If the goods cannot be valued on the basis of the Transaction Value Method, secondary bases may be used.
A registered taxpayer who receives a supply of services from a nonresident supplier must account for the VAT due on the supply:
when performance of the service is completed;
when payment for the service is made; or
when the invoice is received from the nonresident supplier,
whichever is the earlier.
The VAT payable is calculated by applying the VAT rate to the total consideration paid to the nonresident supplier. The recipient must account for both the value and the VAT calculated in his tax return.
VAT accounted for on imported services may be claimed as a credit, provided the recipient of the service prepares a self-billed tax invoice to account for the tax due on the supply. The claim for credit is subject to certain conditions.
Non-VAT-registered persons must obtain form VAT 500 from any local URA office and account for the VAT on imported services. Such persons will not be able to claim back any VAT incurred on imported services.
VAT-registered persons account for VAT on imported services through the monthly VAT return.
The supply of goods that are exported from Uganda are taxed at the zero rate. The zero rate will apply if:
the goods are supplied by a registered taxpayer to a person in another country;
the goods are delivered by a registered taxpayer to a port of exit for export;
the registered taxpayer obtains documentary proof as set out below; and
the goods are removed from Uganda within 30 days of delivery via a port of exit.
For an export transaction to qualify for zero-rating, a registered taxpayer should obtain and retain the prescribed documentary proof of export (see ‘Additional export documentation’ below).
Refunds to foreigners
The Act does not authorise any refunds to tourists or nonresidents.
Place, time and value of supply
Place of supply
A supply of goods takes place where the goods are delivered or made available by the supplier.
A supply of thermal or electrical energy, heating, gas, refrigeration, air conditioning or water takes place where the supply is received.

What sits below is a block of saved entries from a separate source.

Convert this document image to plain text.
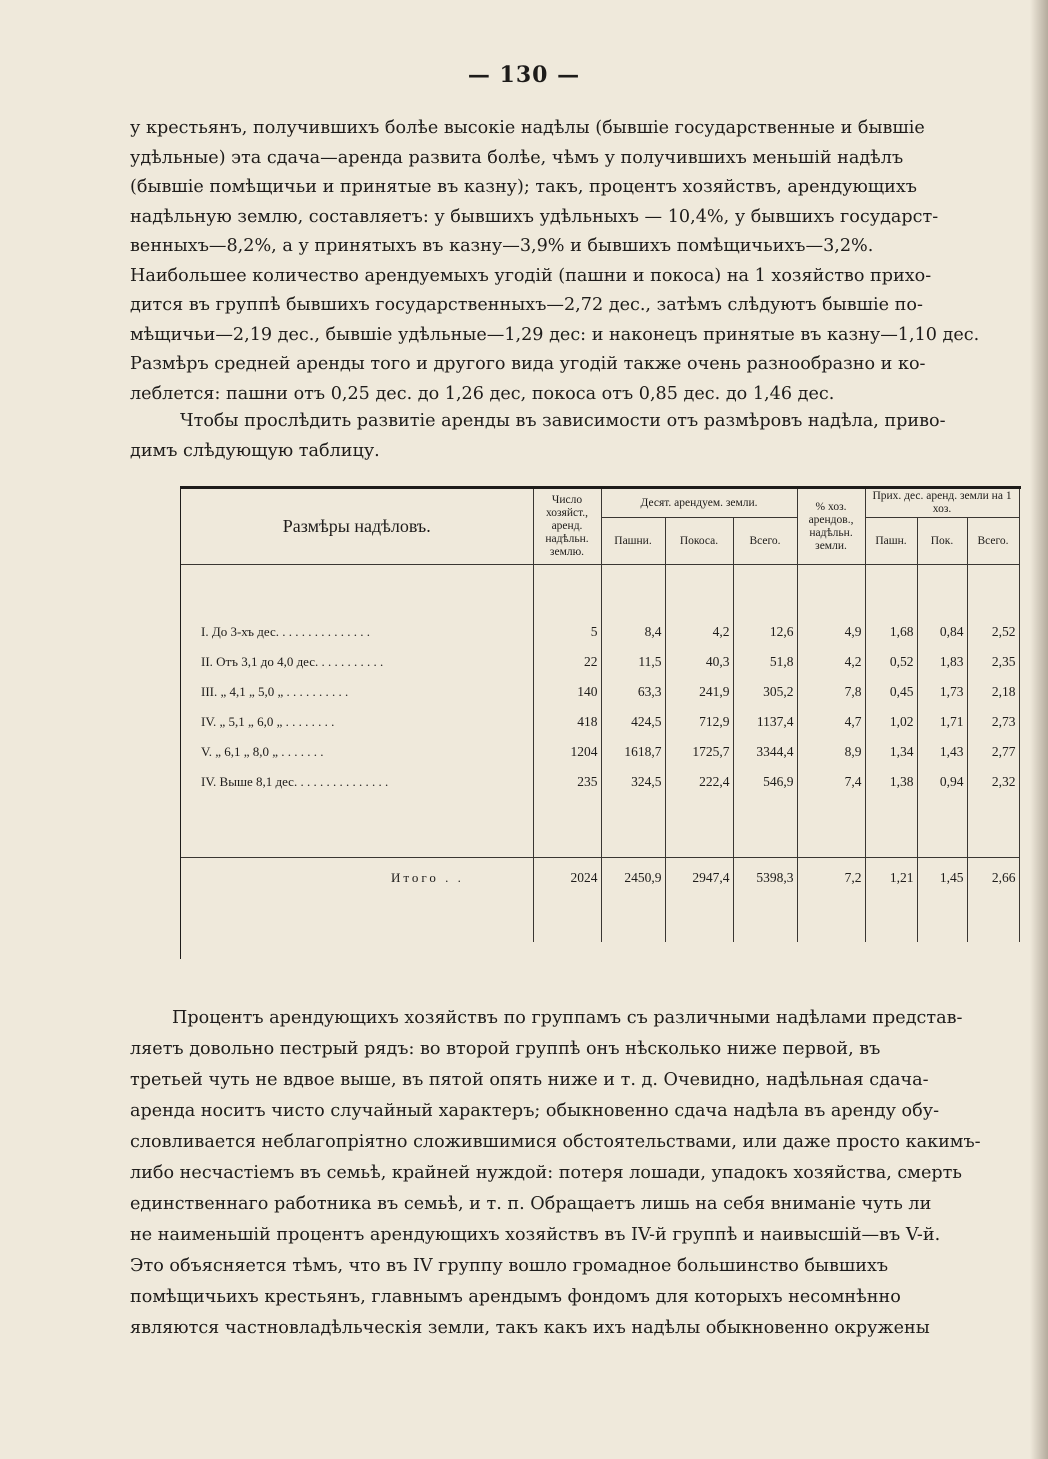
— 130 —
у крестьянъ, получившихъ болѣе высокіе надѣлы (бывшіе государственные и бывшіе
удѣльные) эта сдача—аренда развита болѣе, чѣмъ у получившихъ меньшій надѣлъ
(бывшіе помѣщичьи и принятые въ казну); такъ, процентъ хозяйствъ, арендующихъ
надѣльную землю, составляетъ: у бывшихъ удѣльныхъ — 10,4%, у бывшихъ государст-
венныхъ—8,2%, а у принятыхъ въ казну—3,9% и бывшихъ помѣщичьихъ—3,2%.
Наибольшее количество арендуемыхъ угодій (пашни и покоса) на 1 хозяйство прихо-
дится въ группѣ бывшихъ государственныхъ—2,72 дес., затѣмъ слѣдуютъ бывшіе по-
мѣщичьи—2,19 дес., бывшіе удѣльные—1,29 дес: и наконецъ принятые въ казну—1,10 дес.
Размѣръ средней аренды того и другого вида угодій также очень разнообразно и ко-
леблется: пашни отъ 0,25 дес. до 1,26 дес, покоса отъ 0,85 дес. до 1,46 дес.
Чтобы прослѣдить развитіе аренды въ зависимости отъ размѣровъ надѣла, приво-
димъ слѣдующую таблицу.
Размѣры надѣловъ.	Число хозяйст., аренд. надѣльн. землю.	Десят. арендуем. земли.			% хоз. арендов., надѣльн. земли.	Прих. дес. аренд. земли на 1 хоз.		
		Пашни.	Покоса.	Всего.		Пашн.	Пок.	Всего.

I. До 3-хъ дес. . . . . . . . . . . . . . .	5	8,4	4,2	12,6	4,9	1,68	0,84	2,52
II. Отъ 3,1 до 4,0 дес. . . . . . . . . . .	22	11,5	40,3	51,8	4,2	0,52	1,83	2,35
III. „ 4,1 „ 5,0 „ . . . . . . . . . .	140	63,3	241,9	305,2	7,8	0,45	1,73	2,18
IV. „ 5,1 „ 6,0 „ . . . . . . . .	418	424,5	712,9	1137,4	4,7	1,02	1,71	2,73
V. „ 6,1 „ 8,0 „ . . . . . . .	1204	1618,7	1725,7	3344,4	8,9	1,34	1,43	2,77
IV. Выше 8,1 дес. . . . . . . . . . . . . . .	235	324,5	222,4	546,9	7,4	1,38	0,94	2,32

Итого . .	2024	2450,9	2947,4	5398,3	7,2	1,21	1,45	2,66

Процентъ арендующихъ хозяйствъ по группамъ съ различными надѣлами представ-
ляетъ довольно пестрый рядъ: во второй группѣ онъ нѣсколько ниже первой, въ
третьей чуть не вдвое выше, въ пятой опять ниже и т. д. Очевидно, надѣльная сдача-
аренда носитъ чисто случайный характеръ; обыкновенно сдача надѣла въ аренду обу-
словливается неблагопріятно сложившимися обстоятельствами, или даже просто какимъ-
либо несчастіемъ въ семьѣ, крайней нуждой: потеря лошади, упадокъ хозяйства, смерть
единственнаго работника въ семьѣ, и т. п. Обращаетъ лишь на себя вниманіе чуть ли
не наименьшій процентъ арендующихъ хозяйствъ въ IV-й группѣ и наивысшій—въ V-й.
Это объясняется тѣмъ, что въ IV группу вошло громадное большинство бывшихъ
помѣщичьихъ крестьянъ, главнымъ арендымъ фондомъ для которыхъ несомнѣнно
являются частновладѣльческія земли, такъ какъ ихъ надѣлы обыкновенно окружены
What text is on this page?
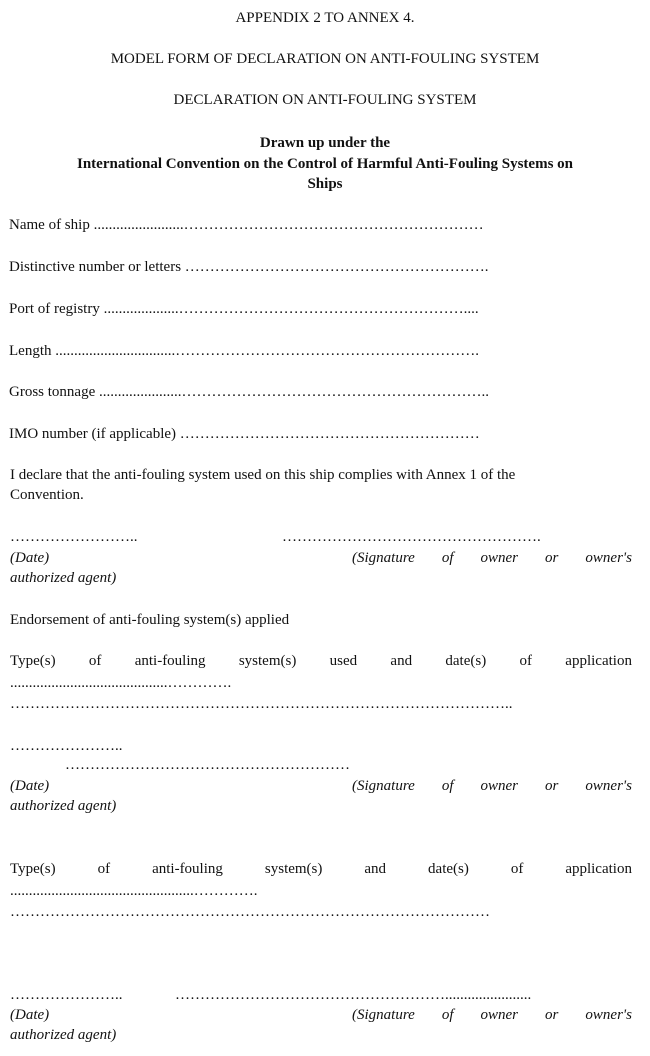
APPENDIX 2 TO ANNEX 4.
MODEL FORM OF DECLARATION ON ANTI-FOULING SYSTEM
DECLARATION ON ANTI-FOULING SYSTEM
Drawn up under the
International Convention on the Control of Harmful Anti-Fouling Systems on
Ships
Name of ship ........................……………………………………………………
Distinctive number or letters …………………………………………………….
Port of registry ....................…………………………………………………....
Length ................................…………………………………………………….
Gross tonnage ......................……………………………………………………..
IMO number (if applicable) ……………………………………………………
I declare that the anti-fouling system used on this ship complies with Annex 1 of the
Convention.
……………………..	…………………………………………….
(Date)	(Signature of owner or owner's
authorized agent)
Endorsement of anti-fouling system(s) applied
Type(s) of anti-fouling system(s) used and date(s) of application
..........................................………….
………………………………………………………………………………………..
…………………..
…………………………………………………
(Date)	(Signature of owner or owner's
authorized agent)
Type(s)	of	anti-fouling	system(s)	and	date(s)	of	application
.................................................………….
……………………………………………………………………………………
…………………..	……………………………………………….......................
(Date)	(Signature of owner or owner's
authorized agent)
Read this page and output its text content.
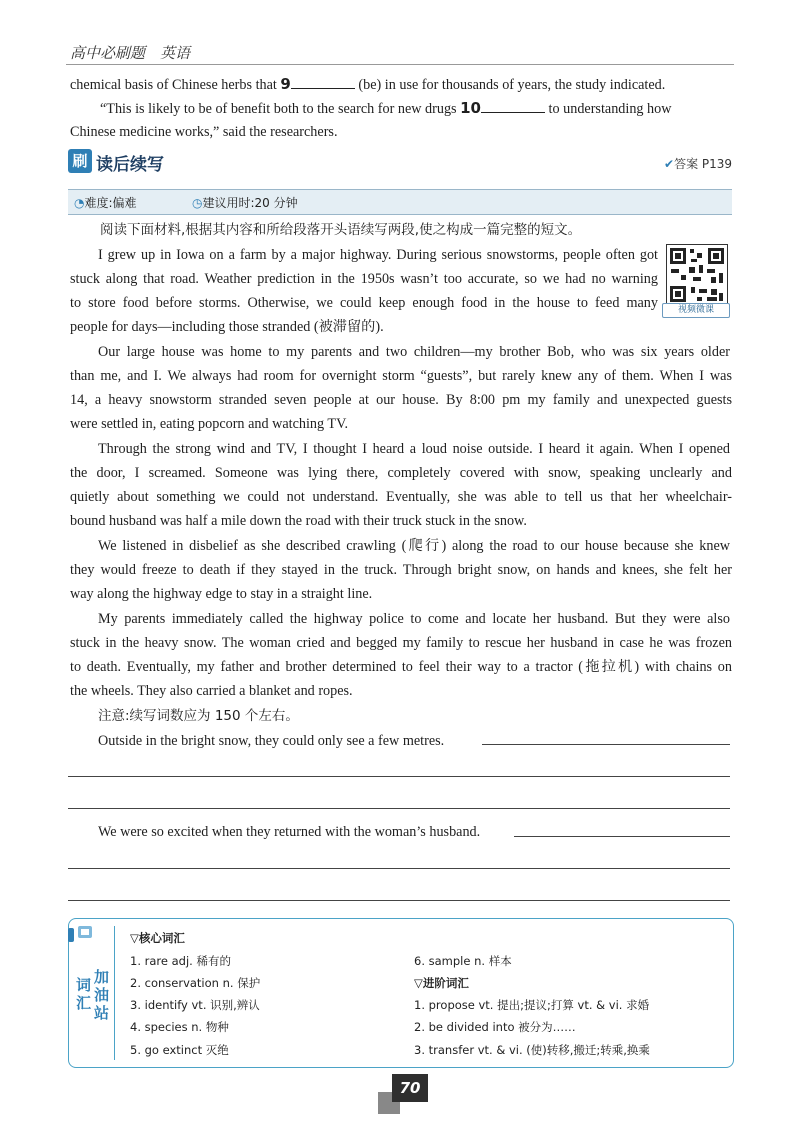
高中必刷题　英语
chemical basis of Chinese herbs that 9	(be) in use for thousands of years, the study indicated.
“This is likely to be of benefit both to the search for new drugs 10	to understanding how
Chinese medicine works,” said the researchers.
刷 读后续写	✔答案 P139
◔难度:偏难	◷建议用时:20 分钟
阅读下面材料,根据其内容和所给段落开头语续写两段,使之构成一篇完整的短文。
视频微课
I grew up in Iowa on a farm by a major highway. During serious snowstorms, people often got
stuck along that road. Weather prediction in the 1950s wasn’t too accurate, so we had no warning
to store food before storms. Otherwise, we could keep enough food in the house to feed many
people for days—including those stranded (被滞留的).
Our large house was home to my parents and two children—my brother Bob, who was six years older
than me, and I. We always had room for overnight storm “guests”, but rarely knew any of them. When I was
14, a heavy snowstorm stranded seven people at our house. By 8:00 pm my family and unexpected guests
were settled in, eating popcorn and watching TV.
Through the strong wind and TV, I thought I heard a loud noise outside. I heard it again. When I opened
the door, I screamed. Someone was lying there, completely covered with snow, speaking unclearly and
quietly about something we could not understand. Eventually, she was able to tell us that her wheelchair-
bound husband was half a mile down the road with their truck stuck in the snow.
We listened in disbelief as she described crawling (爬行) along the road to our house because she knew
they would freeze to death if they stayed in the truck. Through bright snow, on hands and knees, she felt her
way along the highway edge to stay in a straight line.
My parents immediately called the highway police to come and locate her husband. But they were also
stuck in the heavy snow. The woman cried and begged my family to rescue her husband in case he was frozen
to death. Eventually, my father and brother determined to feel their way to a tractor (拖拉机) with chains on
the wheels. They also carried a blanket and ropes.
注意:续写词数应为 150 个左右。
Outside in the bright snow, they could only see a few metres.
We were so excited when they returned with the woman’s husband.
词汇
加油站
▽核心词汇
1. rare adj. 稀有的
2. conservation n. 保护
3. identify vt. 识别,辨认
4. species n. 物种
5. go extinct 灭绝
6. sample n. 样本
▽进阶词汇
1. propose vt. 提出;提议;打算 vt. & vi. 求婚
2. be divided into 被分为……
3. transfer vt. & vi. (使)转移,搬迁;转乘,换乘
70
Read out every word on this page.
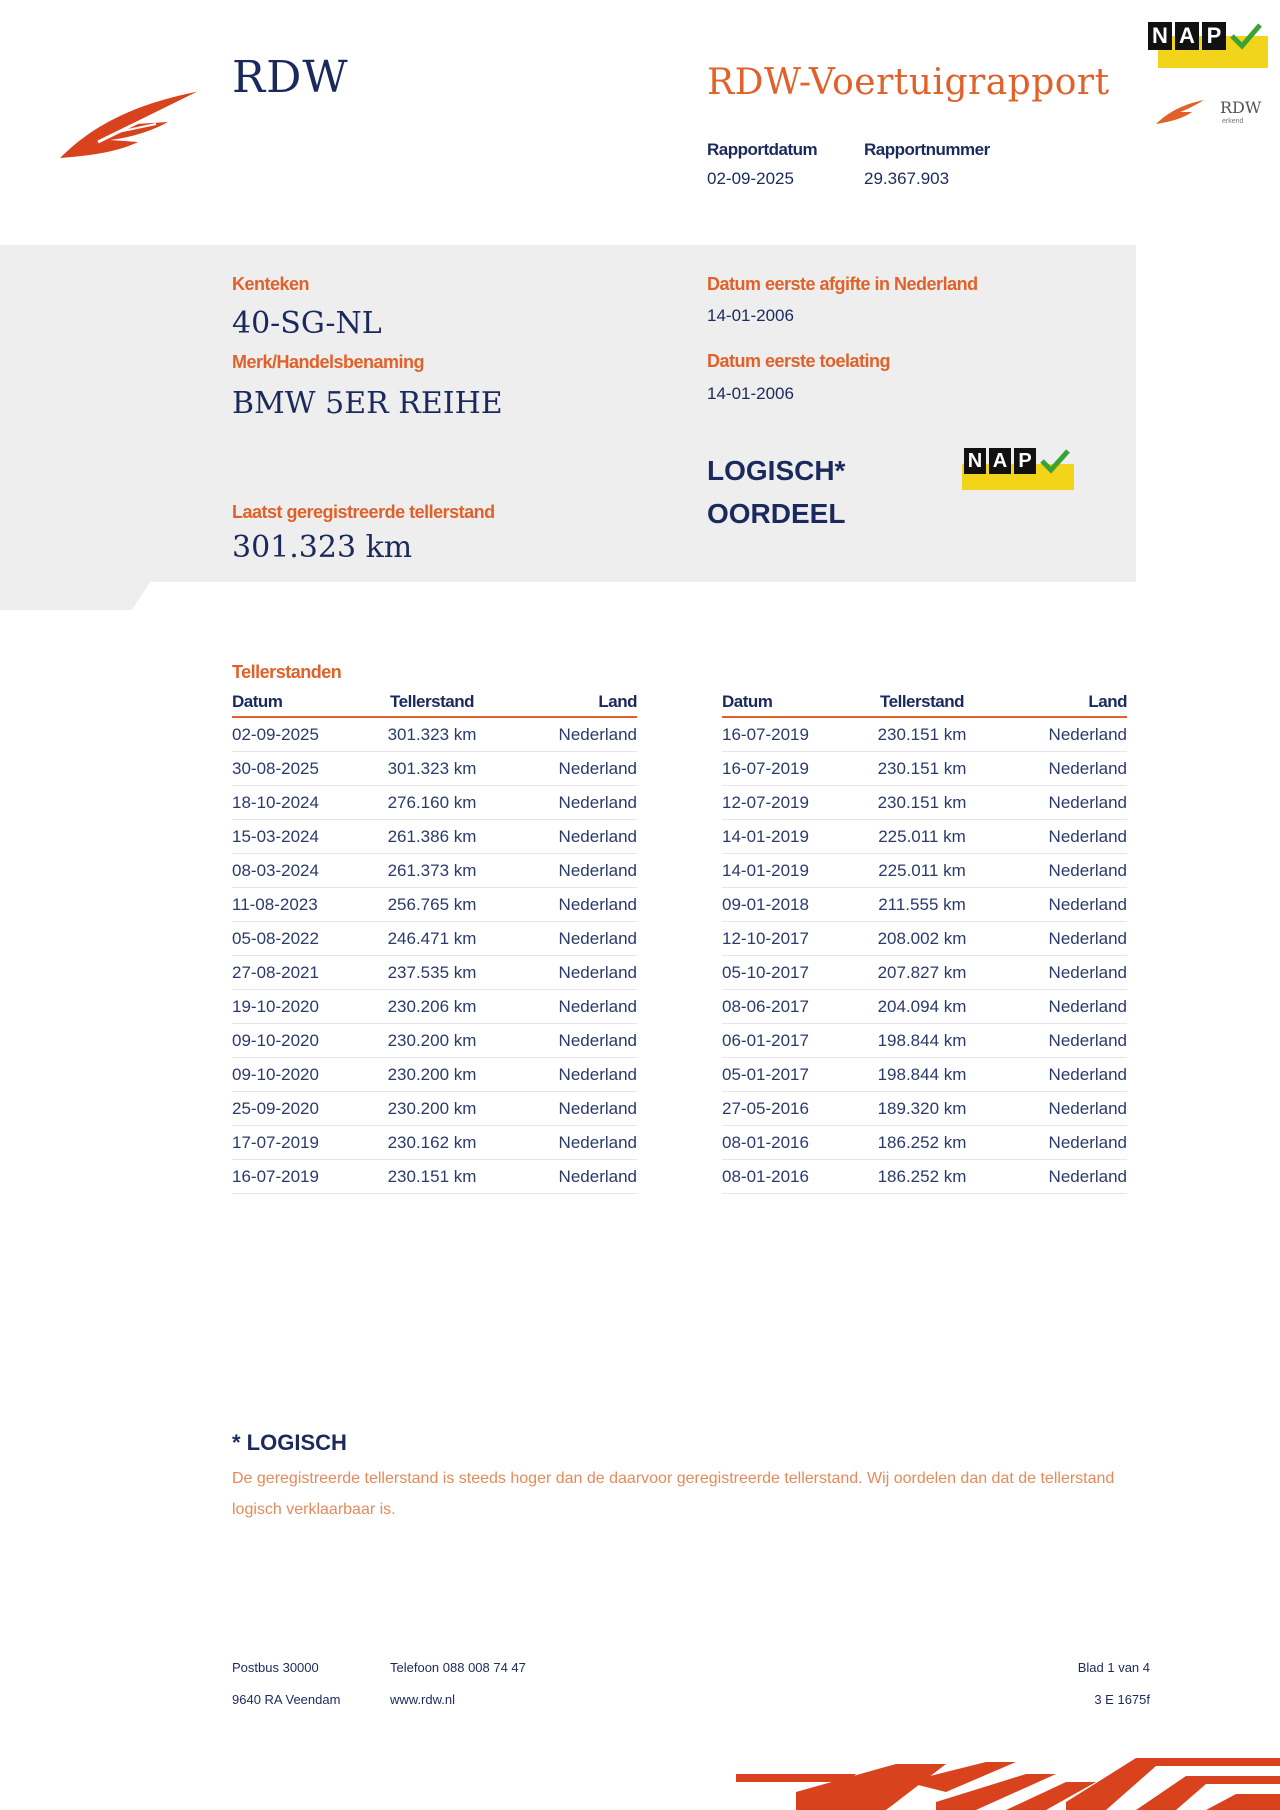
RDW	RDW-Voertuigrapport
Rapportdatum
02-09-2025
Rapportnummer
29.367.903
N A P
RDW
erkend
Kenteken
40-SG-NL
Merk/Handelsbenaming
BMW 5ER REIHE
Datum eerste afgifte in Nederland
14-01-2006
Datum eerste toelating
14-01-2006
LOGISCH*
OORDEEL
N A P
Laatst geregistreerde tellerstand
301.323 km
Tellerstanden
Datum	Tellerstand	Land
02-09-2025	301.323 km	Nederland
30-08-2025	301.323 km	Nederland
18-10-2024	276.160 km	Nederland
15-03-2024	261.386 km	Nederland
08-03-2024	261.373 km	Nederland
11-08-2023	256.765 km	Nederland
05-08-2022	246.471 km	Nederland
27-08-2021	237.535 km	Nederland
19-10-2020	230.206 km	Nederland
09-10-2020	230.200 km	Nederland
09-10-2020	230.200 km	Nederland
25-09-2020	230.200 km	Nederland
17-07-2019	230.162 km	Nederland
16-07-2019	230.151 km	Nederland
Datum	Tellerstand	Land
16-07-2019	230.151 km	Nederland
16-07-2019	230.151 km	Nederland
12-07-2019	230.151 km	Nederland
14-01-2019	225.011 km	Nederland
14-01-2019	225.011 km	Nederland
09-01-2018	211.555 km	Nederland
12-10-2017	208.002 km	Nederland
05-10-2017	207.827 km	Nederland
08-06-2017	204.094 km	Nederland
06-01-2017	198.844 km	Nederland
05-01-2017	198.844 km	Nederland
27-05-2016	189.320 km	Nederland
08-01-2016	186.252 km	Nederland
08-01-2016	186.252 km	Nederland
* LOGISCH
De geregistreerde tellerstand is steeds hoger dan de daarvoor geregistreerde tellerstand. Wij oordelen dan dat de tellerstand logisch verklaarbaar is.
Postbus 30000
9640 RA Veendam
Telefoon 088 008 74 47
www.rdw.nl
Blad 1 van 4
3 E 1675f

A supply of services takes place where the services are rendered unless one of the following specific rules apply:
a supply of services in connection with immovable property takes place where the immovable property is located;
a supply of services of, or incidental to, transport takes place where the transport commences;
a supply of services that applies to the supply of goods or services exported from Uganda is regarded as having been made in Uganda;
where a signal or service is provided for the supply of television, radio, telephone or other communication services, the supply takes place where the person receives the signal;
where a supply involves an agent or any other person of whatever description, the supply takes place at the person’s place of business.
Time of supply
The time of the supply (sale) of goods or services occurs:
where the goods are applied for own use – on the date on which the goods or services are first applied for own use;
where the goods or services are supplied by way of gift – on the date on which ownership in the goods passes or the performance of the service is completed;
in case of a supply of goods under a rental agreement (including letting of goods, hire purchase agreements or finance lease) or services under an agreement or law which provides for periodic payments – each successive supply occurs on the earlier of the date on which each payment is due or received;
in any other case, on the earlier of the date on which:
goods are delivered or made available, or the performance of the service is completed;
payment of the goods or services is completed; or
a tax invoice is issued.
Input tax is claimed in the tax period when the invoice or Customs Bill of entry and URA Receipt have been obtained from the supplier. For taxable persons on the cash basis, input tax is claimed when payment is made and the taxable person has evidence to certify it.